The Federal Home Loan Bank Board and the National Credit Union Administration are instituting regulations aimed at increasing the amount of mortgage funds available for low- and moderate-income homebuyers.

Starting in a month, the bank board will allow federal savings and loan associations to service loans made by public housing corporations and private non-profit organizations. Under present law S&Ls are allowed, with few exceptions, to service only those loans they own outright or in part.

The organizations for which S&Ls may service loans must have as their sole objective direct or indirect providing of housing services, including financing, particularly for families of low or moderate income.

The action followed a decision by the bank board to allow S&Ls in Pittsburgh to participate in that city's home improvement program. Ten S&Ls and three banks there have agreed to originate and service $14 million in FHA Title I loans, which will then be repurchased by Pittsburgh's Urban Redevelopment Authority.

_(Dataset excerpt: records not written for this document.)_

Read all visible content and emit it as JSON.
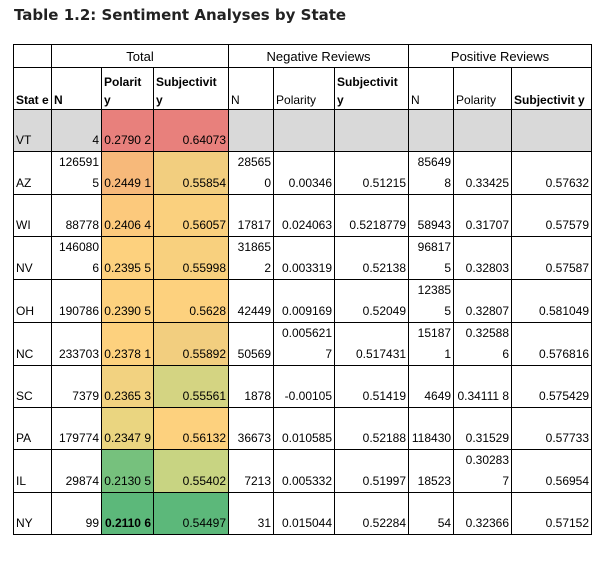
{
  "title": "Table 1.2: Sentiment Analyses by State",
  "groups": {
    "blank": "",
    "total": "Total",
    "negative": "Negative Reviews",
    "positive": "Positive Reviews"
  },
  "columns": [
    "Stat e",
    "N",
    "Polarit y",
    "Subjectivit y",
    "N",
    "Polarity",
    "Subjectivit y",
    "N",
    "Polarity",
    "Subjectivit y"
  ],
  "rows": [
    [
      "VT",
      "4",
      "0.2790 2",
      "0.64073",
      "",
      "",
      "",
      "",
      "",
      ""
    ],
    [
      "AZ",
      "126591 5",
      "0.2449 1",
      "0.55854",
      "28565 0",
      "0.00346",
      "0.51215",
      "85649 8",
      "0.33425",
      "0.57632"
    ],
    [
      "WI",
      "88778",
      "0.2406 4",
      "0.56057",
      "17817",
      "0.024063",
      "0.5218779",
      "58943",
      "0.31707",
      "0.57579"
    ],
    [
      "NV",
      "146080 6",
      "0.2395 5",
      "0.55998",
      "31865 2",
      "0.003319",
      "0.52138",
      "96817 5",
      "0.32803",
      "0.57587"
    ],
    [
      "OH",
      "190786",
      "0.2390 5",
      "0.5628",
      "42449",
      "0.009169",
      "0.52049",
      "12385 5",
      "0.32807",
      "0.581049"
    ],
    [
      "NC",
      "233703",
      "0.2378 1",
      "0.55892",
      "50569",
      "0.005621 7",
      "0.517431",
      "15187 1",
      "0.32588 6",
      "0.576816"
    ],
    [
      "SC",
      "7379",
      "0.2365 3",
      "0.55561",
      "1878",
      "-0.00105",
      "0.51419",
      "4649",
      "0.34111 8",
      "0.575429"
    ],
    [
      "PA",
      "179774",
      "0.2347 9",
      "0.56132",
      "36673",
      "0.010585",
      "0.52188",
      "118430",
      "0.31529",
      "0.57733"
    ],
    [
      "IL",
      "29874",
      "0.2130 5",
      "0.55402",
      "7213",
      "0.005332",
      "0.51997",
      "18523",
      "0.30283 7",
      "0.56954"
    ],
    [
      "NY",
      "99",
      "0.2110 6",
      "0.54497",
      "31",
      "0.015044",
      "0.52284",
      "54",
      "0.32366",
      "0.57152"
    ]
  ],
  "highlight_colors": {
    "polarity": [
      "#e8807c",
      "#f7b97a",
      "#fcc97c",
      "#fdd17e",
      "#fdd17e",
      "#fdd17e",
      "#f2d280",
      "#ead580",
      "#76c17d",
      "#5cb87a"
    ],
    "subjectivity": [
      "#e8807c",
      "#f2ce7f",
      "#fad07e",
      "#f8d07e",
      "#fdd17e",
      "#f2ce7f",
      "#d4d482",
      "#fdd17e",
      "#c8d482",
      "#5cb87a"
    ]
  },
  "bold_cells": [
    [
      9,
      2
    ]
  ],
  "gray_row": 0,
  "gray_color": "#d9d9d9"
}
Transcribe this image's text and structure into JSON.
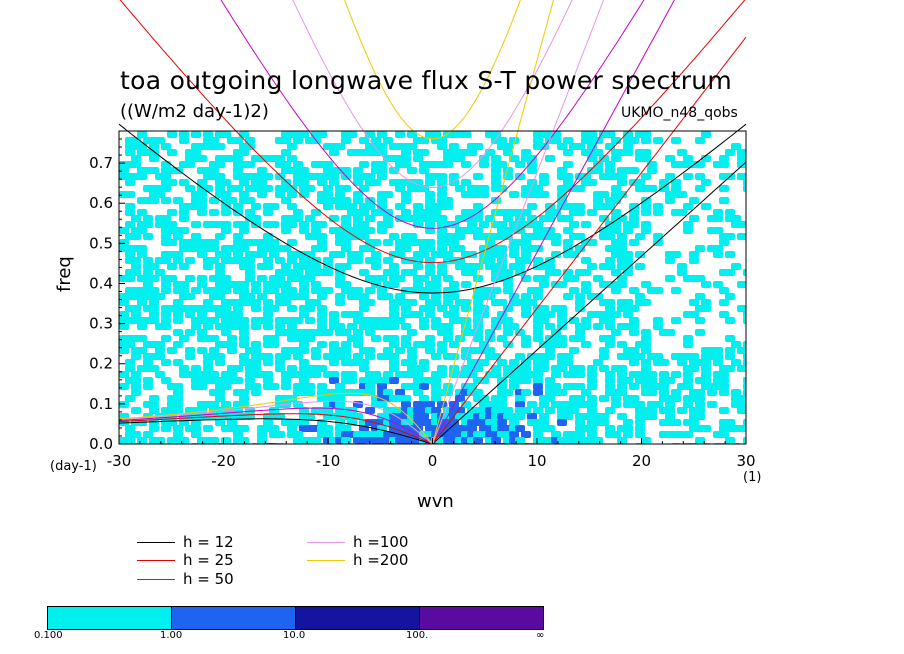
{
  "chart_data": {
    "type": "heatmap",
    "title": "toa outgoing longwave flux S-T power spectrum",
    "subtitle": "((W/m2 day-1)2)",
    "annotation": "UKMO_n48_qobs",
    "xlabel": "wvn",
    "ylabel": "freq",
    "x_unit": "(1)",
    "y_unit": "(day-1)",
    "xlim": [
      -30,
      30
    ],
    "ylim": [
      0,
      0.78
    ],
    "x_ticks": [
      "-30",
      "-20",
      "-10",
      "0",
      "10",
      "20",
      "30"
    ],
    "y_ticks": [
      "0.0",
      "0.1",
      "0.2",
      "0.3",
      "0.4",
      "0.5",
      "0.6",
      "0.7"
    ],
    "colorbar": {
      "levels": [
        "0.100",
        "1.00",
        "10.0",
        "100.",
        "∞"
      ],
      "colors": [
        "#00f0f0",
        "#1e64f0",
        "#1414a0",
        "#1e0096",
        "#5a0aa0"
      ]
    },
    "dispersion_curves": [
      {
        "name": "h = 12",
        "h": 12,
        "color": "#000000"
      },
      {
        "name": "h = 25",
        "h": 25,
        "color": "#e60000"
      },
      {
        "name": "h = 50",
        "h": 50,
        "color": "#c800c8"
      },
      {
        "name": "h =100",
        "h": 100,
        "color": "#e696e6"
      },
      {
        "name": "h =200",
        "h": 200,
        "color": "#f0c800"
      }
    ],
    "contour_summary": {
      "background_level": "0.100",
      "enhanced_region": {
        "wvn_range": [
          -10,
          10
        ],
        "freq_range": [
          0,
          0.2
        ],
        "level": "1.00"
      }
    }
  }
}
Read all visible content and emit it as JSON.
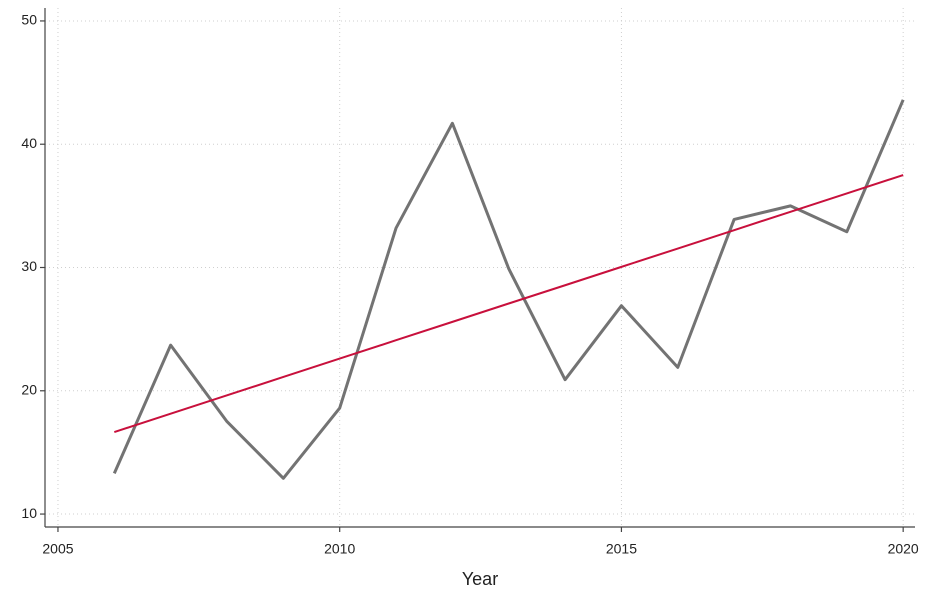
{
  "chart_data": {
    "type": "line",
    "x_label": "Year",
    "x": [
      2006,
      2007,
      2008,
      2009,
      2010,
      2011,
      2012,
      2013,
      2014,
      2015,
      2016,
      2017,
      2018,
      2019,
      2020
    ],
    "series": [
      {
        "color": "#737373",
        "values": [
          13.3,
          23.7,
          17.5,
          12.9,
          18.6,
          33.2,
          41.7,
          29.9,
          20.9,
          26.9,
          21.9,
          33.9,
          35.0,
          32.9,
          43.6
        ]
      },
      {
        "color": "#c8103c",
        "values": [
          16.65,
          18.14,
          19.63,
          21.12,
          22.61,
          24.1,
          25.59,
          27.08,
          28.56,
          30.05,
          31.54,
          33.03,
          34.52,
          36.01,
          37.5
        ]
      }
    ],
    "xlim": [
      2004.77,
      2020.21
    ],
    "ylim": [
      8.95,
      51.05
    ],
    "xticks": [
      2005,
      2010,
      2015,
      2020
    ],
    "yticks": [
      10,
      20,
      30,
      40,
      50
    ],
    "grid": true
  }
}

The financial institutions will provide 3 percent home improvements loans to homeowners will annual incomes of no more than $13,750. The loans will be subsidized by community development funds. Those in the $13,750 to $25,000 income bracket will be eligible for non-subsidized loans at 8 percent. The money will be raised by issuing revenue bonds.

The credit union administration is allowing federal credit unions to sell mortgages on the secondary market. It authorizes sales to the Federal National Mortgage Association, the Government National Mortgage Association, the Federal Home Loan Mortgage Corp. as well as federal, state and local housing agencies.

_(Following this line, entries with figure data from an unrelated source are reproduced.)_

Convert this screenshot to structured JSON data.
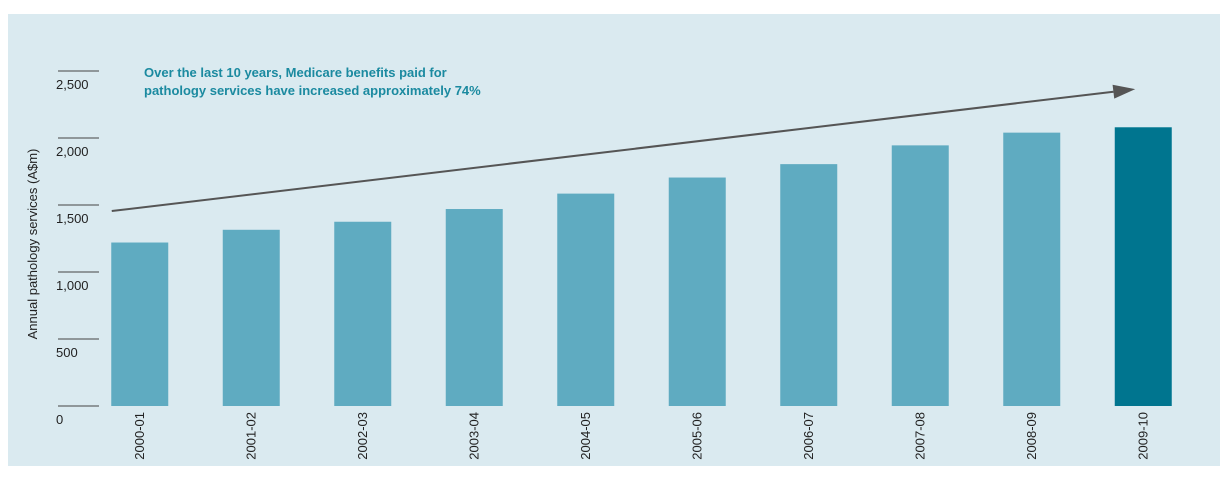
{
  "chart_data": {
    "type": "bar",
    "categories": [
      "2000-01",
      "2001-02",
      "2002-03",
      "2003-04",
      "2004-05",
      "2005-06",
      "2006-07",
      "2007-08",
      "2008-09",
      "2009-10"
    ],
    "values": [
      1220,
      1315,
      1375,
      1470,
      1585,
      1705,
      1805,
      1945,
      2040,
      2080
    ],
    "highlight_index": 9,
    "xlabel": "",
    "ylabel": "Annual pathology services (A$m)",
    "ylim": [
      0,
      2500
    ],
    "yticks": [
      0,
      500,
      1000,
      1500,
      2000,
      2500
    ],
    "ytick_labels": [
      "0",
      "500",
      "1,000",
      "1,500",
      "2,000",
      "2,500"
    ],
    "annotation": {
      "line1": "Over the last 10 years, Medicare benefits paid for",
      "line2": "pathology services have increased approximately 74%"
    },
    "trend_arrow": {
      "from_value": 1470,
      "to_value": 2350
    },
    "grid": false,
    "colors": {
      "bar": "#5fabc1",
      "highlight_bar": "#00758f",
      "background": "#daeaf0",
      "arrow": "#555555",
      "annotation_text": "#1b8aa0"
    }
  }
}
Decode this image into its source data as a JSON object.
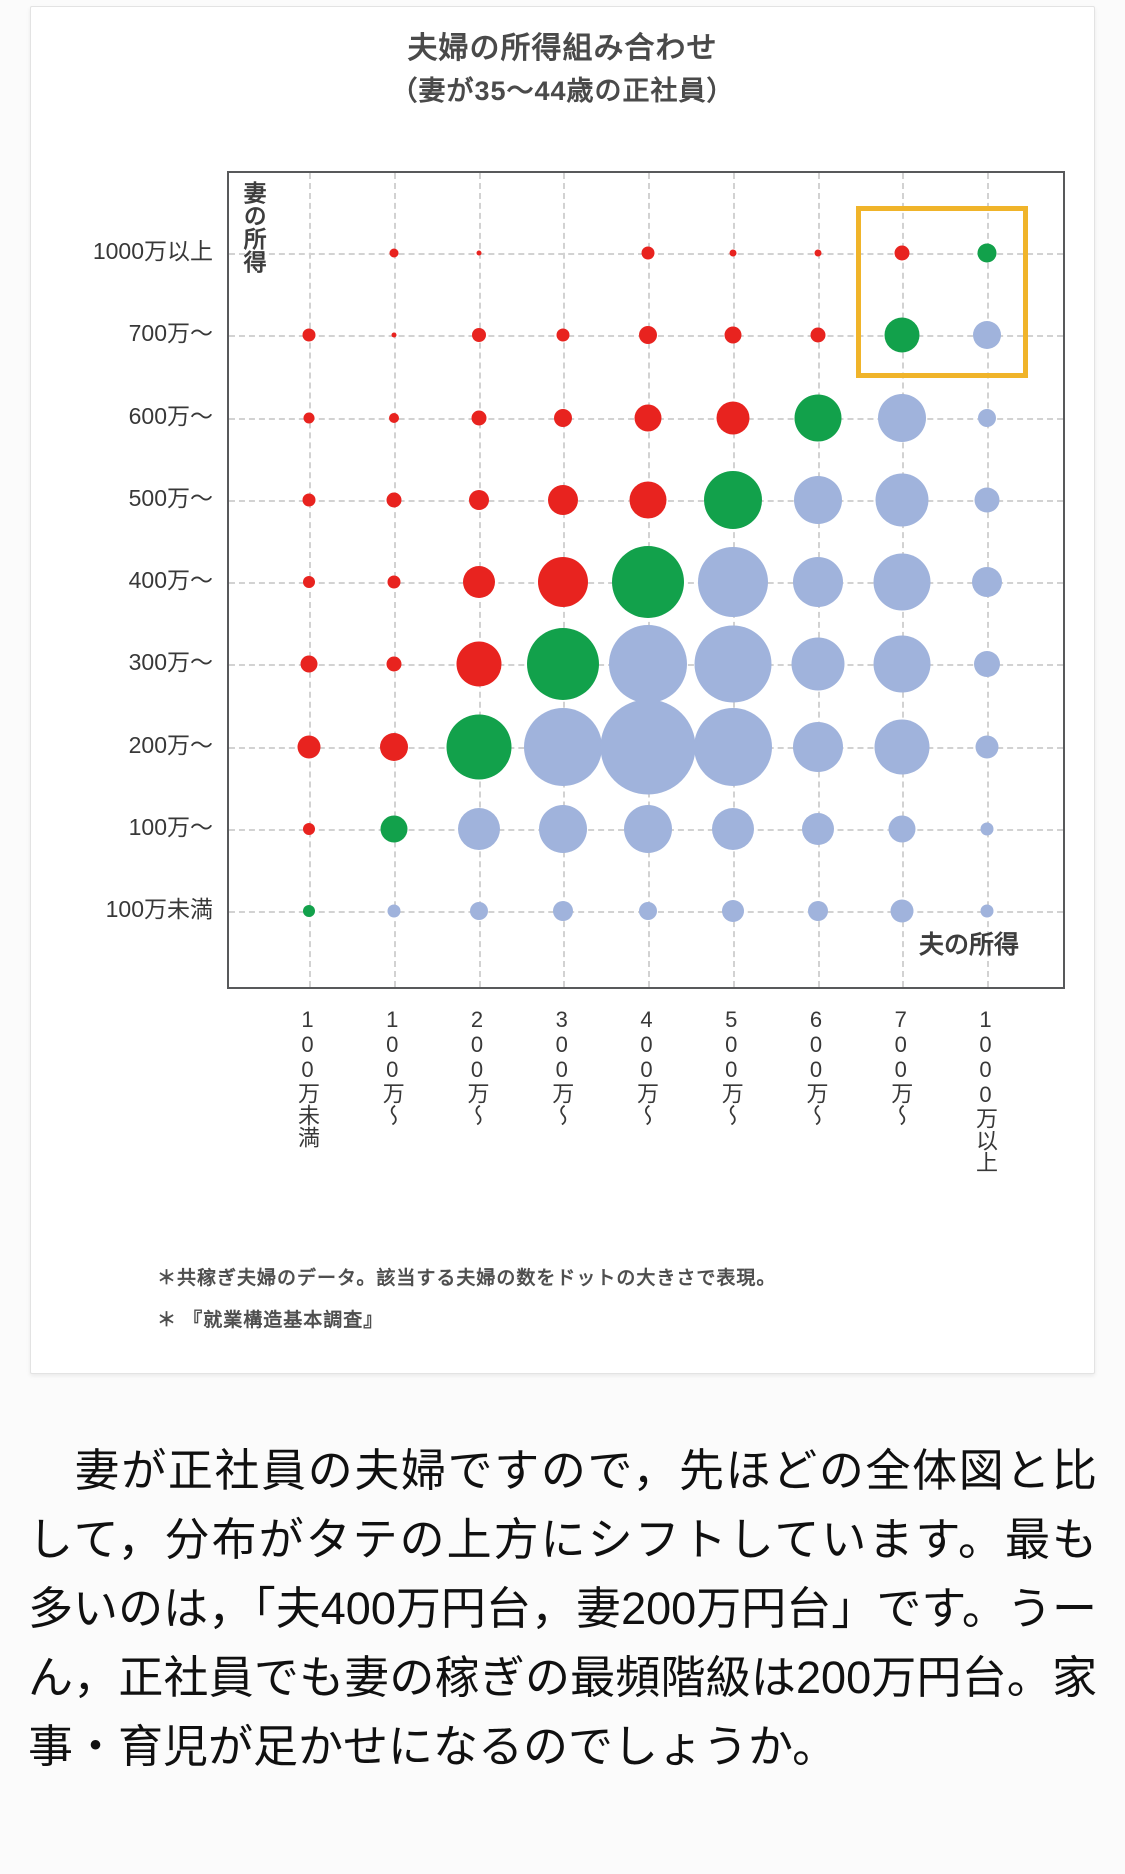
{
  "chart": {
    "title_line1": "夫婦の所得組み合わせ",
    "title_line2": "（妻が35〜44歳の正社員）",
    "y_axis_title": "妻の所得",
    "x_axis_title": "夫の所得",
    "footnote1": "＊共稼ぎ夫婦のデータ。該当する夫婦の数をドットの大きさで表現。",
    "footnote2": "＊ 『就業構造基本調査』"
  },
  "chart_data": {
    "type": "scatter",
    "subtype": "bubble-matrix",
    "title": "夫婦の所得組み合わせ（妻が35〜44歳の正社員）",
    "xlabel": "夫の所得",
    "ylabel": "妻の所得",
    "x_categories": [
      "100万未満",
      "100万〜",
      "200万〜",
      "300万〜",
      "400万〜",
      "500万〜",
      "600万〜",
      "700万〜",
      "1000万以上"
    ],
    "y_categories": [
      "1000万以上",
      "700万〜",
      "600万〜",
      "500万〜",
      "400万〜",
      "300万〜",
      "200万〜",
      "100万〜",
      "100万未満"
    ],
    "y_order": "top-to-bottom",
    "size_encoding": "bubble diameter in px, proportional to number of couples (counts not labeled)",
    "sizes": [
      [
        0,
        9,
        5,
        0,
        13,
        7,
        7,
        15,
        19
      ],
      [
        13,
        5,
        14,
        13,
        18,
        17,
        15,
        35,
        28
      ],
      [
        11,
        10,
        15,
        18,
        27,
        33,
        47,
        48,
        18
      ],
      [
        13,
        15,
        20,
        30,
        37,
        58,
        48,
        53,
        25
      ],
      [
        12,
        13,
        32,
        50,
        72,
        70,
        50,
        57,
        30
      ],
      [
        17,
        15,
        45,
        72,
        78,
        77,
        53,
        57,
        26
      ],
      [
        23,
        28,
        65,
        78,
        95,
        78,
        50,
        55,
        23
      ],
      [
        12,
        27,
        42,
        48,
        48,
        42,
        32,
        27,
        13
      ],
      [
        12,
        13,
        18,
        20,
        18,
        22,
        20,
        23,
        13
      ]
    ],
    "palette": {
      "diagonal_same_bracket": "#12a14b",
      "above_diagonal_husband_lower": "#e8231f",
      "below_diagonal_husband_higher": "#a0b3dc"
    },
    "grid": "dashed light gray, both axes",
    "highlight_box": {
      "color": "#f0b42a",
      "x_categories": [
        "700万〜",
        "1000万以上"
      ],
      "y_categories": [
        "1000万以上",
        "700万〜"
      ]
    },
    "largest_cell": {
      "x": "400万〜",
      "y": "200万〜"
    }
  },
  "body": {
    "paragraph": "　妻が正社員の夫婦ですので，先ほどの全体図と比して，分布がタテの上方にシフトしています。最も多いのは，「夫400万円台，妻200万円台」です。うーん，正社員でも妻の稼ぎの最頻階級は200万円台。家事・育児が足かせになるのでしょうか。"
  }
}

The purpose of the action is to allow credit unions expanded lending capabilities. In this way, NCUA reasoned, persons of low and moderate means, who in the past have not been able to obtain mortgages, will find a source of available funds from their credit union.

Credit unions, like savings and loans, have had to curtail lending during the current mortgage crunch because demand has been so heavy. NCUA administrator Lawrence Connell noted recently that loans outstanding had expanded by an estimated $5.3 billion by the end of June, compared with a $3.9 billion increase in savings. Borrowing increased to meet excess loan demand of $1.4 billion.

To assist federal credit unions in obtaining funds, legislation has been introduced to establish a central liquidity facility, or a central bank for credit unions. The bill would provide the facility with a total financing capability of $2 billion to $3 billion, although NCUA estimates that actual lending over the next five years would not exceed $300 million a year.

Federal credit unions have increased their size dramatically during this decade; their assets now total $54 billion.